Real Deep Research for AI, Robotics and Beyond
Xueyan Zou, Jianglong Ye, Hao Zhang, Xiaoyu Xiang, Mingyu Ding, Zhaojing Yang, Yong Jae Lee, Zhuowen Tu, Sifei Liu, Xiaolong Wang

TL;DR
This paper introduces Real Deep Research, a comprehensive pipeline that systematically analyzes research trends and opportunities across AI, robotics, and other scientific domains to assist researchers in staying current and identifying new directions.
Contribution
The paper presents a novel, generalizable framework for analyzing research landscapes, focusing on AI and robotics, with potential applications across various scientific fields.
Findings
Identifies emerging trends in AI and robotics.
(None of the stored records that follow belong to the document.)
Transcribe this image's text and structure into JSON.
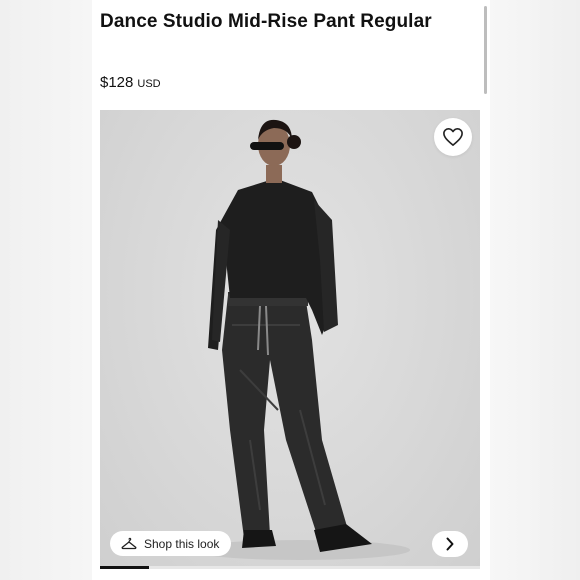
{
  "product": {
    "title": "Dance Studio Mid-Rise Pant Regular",
    "price": "$128",
    "currency": "USD"
  },
  "image": {
    "wishlist_icon": "heart-icon",
    "shop_look_label": "Shop this look",
    "shop_look_icon": "hanger-icon",
    "next_icon": "chevron-right-icon",
    "carousel_progress": 0.13
  },
  "colors": {
    "text": "#111111",
    "image_background": "#d9d9d9",
    "progress": "#111111"
  }
}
Uncovers cross-domain research opportunities.
Provides concrete starting points for new research inquiries.
Abstract
With the rapid growth of research in AI and robotics now producing over 10,000 papers annually it has become increasingly difficult for researchers to stay up to date. Fast evolving trends, the rise of interdisciplinary work, and the need to explore domains beyond one's expertise all contribute to this challenge. To address these issues, we propose a generalizable pipeline capable of systematically analyzing any research area: identifying emerging trends, uncovering cross domain opportunities, and offering concrete starting points for new inquiry. In this work, we present Real Deep Research (RDR) a comprehensive framework applied to the domains of AI and robotics, with a particular focus on foundation models and robotics advancements. We also briefly extend our analysis to other areas of science. The main paper details the construction of the RDR pipeline, while the appendix provides…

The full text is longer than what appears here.